Katherine Bernhardt: dummy doll jealous eyes ditto pikachu beefy mimikyu rough play galarian rapid dash libra horn hp 270 vmax full art
May 20—August 5, 2023
David Zwiner Gallery
press release
David Zwirner is pleased to announce an exhibition of new paintings by American artist Katherine Bernhardt (b. 1975) that will take place at the gallery’s location in Hong Kong. The works in this presentation focus on characters from the Japanese media franchise and global game sensation Pokémon, continuing to expand Bernhardt’s unique visual lexicon, which culls from an irreverent pop vernacular as well as her own life and the broader culture. Dummy doll jealous eyes ditto pikachu beefy mimikyu rough play Galarian rapid dash libra horn HP 270 Vmax full art will be Bernhardt’s first solo exhibition in Hong Kong and her second with David Zwirner.
Bernhardt first attracted notice in the early 2000s for her paintings of supermodels taken from the pages of fashion magazines such as Elle and Vogue. In the decade following, she began making pattern paintings that feature quotidian motifs—such as tacos, coffee makers, toilet paper, cigarettes, E.T., Garfield, Darth Vader, and the Pink Panther—in unlikely visual combinations within expansive fields of exuberant color. The compositional elements of Bernhardt’s paintings include palettes that allude to the tropical climes of Puerto Rico, references to the design and colouration of Moroccan rugs and West African Dutch wax fabrics, and influences ranging from Henri Matisse and the Pattern and Decoration movement to Peter Doig and Chris Ofili.
US painter Katherine Bernhardt shines a spotlight on Pokémon characters, with Pikachu taking center stage (above), in her solo exhibition at David Zwirner gallery in Hong Kong. Photo credit: Katherine Bernhardt.
In this exhibition, Bernhardt continues her exploration of contemporary pop phenomena by focusing on the characters of Pokémon’s expansive universe Conceived by creator Satoshi Taijiri and art director Ken Sugimori and first launched by Nintendo in Japan in 1996, Pokémon was introduced to much fanfare in the United States in 1998 and has become one of the world’s largest cross-media franchises. Bernhardt previously debuted the Pokémon character Ditto, a pink-purple blob-like form with shape-shifting powers, in her 2022 exhibition Why is a mushroom growing in my shower? at David Zwirner London.

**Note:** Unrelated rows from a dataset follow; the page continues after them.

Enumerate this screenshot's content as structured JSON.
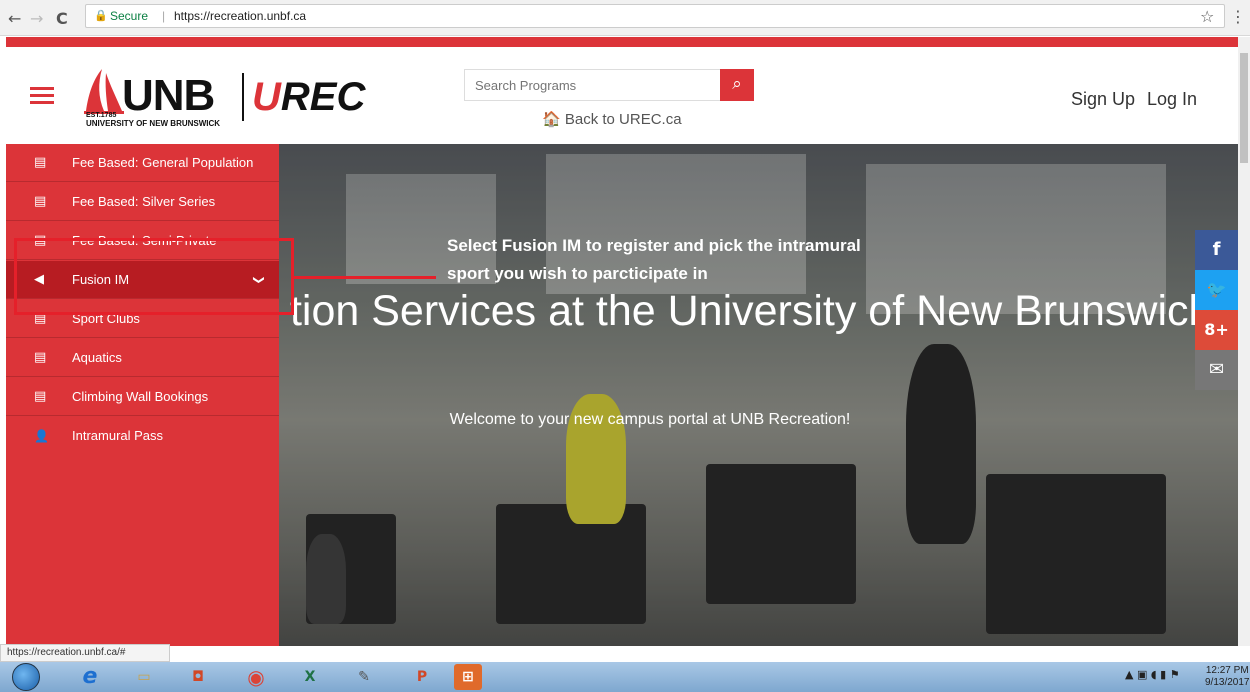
{
  "browser": {
    "back": "←",
    "forward": "→",
    "reload": "C",
    "lock": "🔒",
    "secure_label": "Secure",
    "separator": "|",
    "url": "https://recreation.unbf.ca",
    "star": "☆",
    "menu": "⋮"
  },
  "header": {
    "logo": {
      "unb": "UNB",
      "est": "EST.1785",
      "university_name": "UNIVERSITY OF NEW BRUNSWICK",
      "urec": "REC",
      "urec_u": "U"
    },
    "search": {
      "placeholder": "Search Programs",
      "button_icon": "search-icon"
    },
    "back_link": "🏠 Back to UREC.ca",
    "sign_up": "Sign Up",
    "log_in": "Log In"
  },
  "sidebar": {
    "items": [
      {
        "label": "Fee Based: General Population",
        "icon": "list-icon",
        "glyph": "▤"
      },
      {
        "label": "Fee Based: Silver Series",
        "icon": "list-icon",
        "glyph": "▤"
      },
      {
        "label": "Fee Based: Semi-Private",
        "icon": "list-icon",
        "glyph": "▤"
      },
      {
        "label": "Fusion IM",
        "icon": "megaphone-icon",
        "glyph": "◀",
        "active": true,
        "chevron": "❯"
      },
      {
        "label": "Sport Clubs",
        "icon": "list-icon",
        "glyph": "▤"
      },
      {
        "label": "Aquatics",
        "icon": "list-icon",
        "glyph": "▤"
      },
      {
        "label": "Climbing Wall Bookings",
        "icon": "list-icon",
        "glyph": "▤"
      },
      {
        "label": "Intramural Pass",
        "icon": "user-icon",
        "glyph": "👤"
      }
    ]
  },
  "hero": {
    "title": "tion Services at the University of New Brunswick",
    "subtitle": "Welcome to your new campus portal at UNB Recreation!"
  },
  "annotation": {
    "text": "Select Fusion IM to register and pick the intramural sport you wish to parcticipate in"
  },
  "social": [
    {
      "name": "facebook",
      "glyph": "f",
      "color": "#3b5998"
    },
    {
      "name": "twitter",
      "glyph": "🐦",
      "color": "#1da1f2"
    },
    {
      "name": "google-plus",
      "glyph": "8+",
      "color": "#dd4b39"
    },
    {
      "name": "email",
      "glyph": "✉",
      "color": "#777777"
    }
  ],
  "status_url": "https://recreation.unbf.ca/#",
  "taskbar": {
    "time": "12:27 PM",
    "date": "9/13/2017"
  },
  "colors": {
    "brand_red": "#dc3439",
    "active_red": "#b71c22",
    "annotation_red": "#e5202a"
  }
}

In Dummy doll jealous eyes ditto pikachu beefy mimikyu rough play Galarian rapid dash libra horn HP 270 Vmax full art, the new works feature compositions culled from the Pokémon Trading Card Game; these “cards,” each featuring a different Pokémon, are rendered using the signature elements of Bernhardt’s ebullient style. For each painting, she delineates a loose border that frames the character represented and overlays the statistics and special abilities that distinguish their role within the game. Colors and lines bleed and pool together across their surfaces, revealing Bernhardt’s brisk and improvisational process. To create her works, the artist first draws on upright canvases with spray paint, after which she lays them on the floor to apply acrylic paint thinned out with water. Moving back and forth between several paintings at once, Bernhardt invites accident and chance into each of her dynamic compositions through her fast-paced actions.
Named after a gaming supply store in St. Louis, Missouri, Bernhardt's "Yeti Gaming" (2021) comes to life as a giant painting. Photo: David Zwirner
By engaging the Pokémon ecosystem—premised on rarity—Bernhardt taps into a structure that corresponds to the high-low dichotomies of contemporary painting. In her attempt to “catch them all,” Bernhardt samples many of the eighteen Pokémon “types” that allow players to categorize characters according to their powers and capabilities. In Surfing Pikachu (2023), the titular canary-yellow critter originally created by artist Atsuko Nishida bursts across the painting in action. The cyan-colored Wobbuffet squeezes its eyes shut and opens its mouth wide against a bright pink backdrop. Mimikyu is the subject of Dummy Doll Jealous Eyes (2023), facing the viewer with floppy lopsided ears and a crooked smile. Bernhardt situates these characters in movement: the multiple arms of the rosy Chansey are activated mid-air as if running forth; a leporine Cinderace is poised for battle. The framework of these paintings seems to contain the characters’ constantly morphing bodies, which are ready to move and leap into our own spheres at any moment. In the monumentally scaled Yeti Gaming (2021), several Pikachus and amoebic Dittos share space with Teddiursa and household items such as a bottle of Elmer’s glue, a jug of Clorox bleach, and rolls of toilet paper—familiar motifs in Bernhardt’s oeuvre.
A monograph on Bernhardt is forthcoming from David Zwirner Books in October 2023.
Katherine Bernhardt was born in St. Louis, Missouri, and received a BFA from the School of the Art Institute of Chicago in 1998 and an MFA from the School of Visual Arts, New York, in 2000.
In 2018, the solo exhibition Katherine Bernhardt: Watermelon World was on view at the Mario Testino Museum (MATE) in Lima, Peru. The previous year, in 2017, the Modern Art Museum of Fort Worth, Texas, presented FOCUS: Katherine Bernhardt. Also in 2017, the artist painted a sixty-foot-long mural entitled XXL Superflat Pancake for the St. Louis Contemporary Art Museum. Bernhardt has created a permanent installation for Club Caribe, Cidra, Puerto Rico, and a pool painting at the Nautilus South Beach, Miami Beach (both 2015).
In her studio, Bernhardt finds inspiration from a Pokémon card. Photo captured by Whitten Sabbatini.
Her work has also been included in significant group exhibitions, such as We Fight to Build a Free World: An Exhibition by Jonathan Horowitz, Jewish Museum, New York (2020); Animal Farm, an exhibition curated by Sadie Laska at the Brant Foundation Art Study Center, Greenwich, Connecticut (2017); NO MAN’S LAND: Women Artists from the Rubell Family Collection, Rubell Museum, Miami, which traveled to the National Museum of Women in the Arts, Washington, DC (2015–2017); and Bad Touch, Ukrainian Institute of Modern Art, Chicago (2002).
In 2022, David Zwirner, London presented an exhibition of new work by the artist, Katherine Bernhardt: why is a mushroom growing in my shower?
Work by the artist is found in prominent public and museum collections, including the Brant Foundation Art Study Center, Greenwich, Connecticut; Carnegie Museum of Art, Pittsburgh; Fondazione Sandretto Re Rebaudengo, Turin, Italy; High Museum of Art, Atlanta; Hirshhorn Museum and Sculpture Garden, Washington, DC; Knoxville Museum of Art, Tennessee; Portland Museum of Art, Maine; Rubell Museum, Miami; and San Antonio Museum of Art, Texas. Bernhardt lives and works in St. Louis.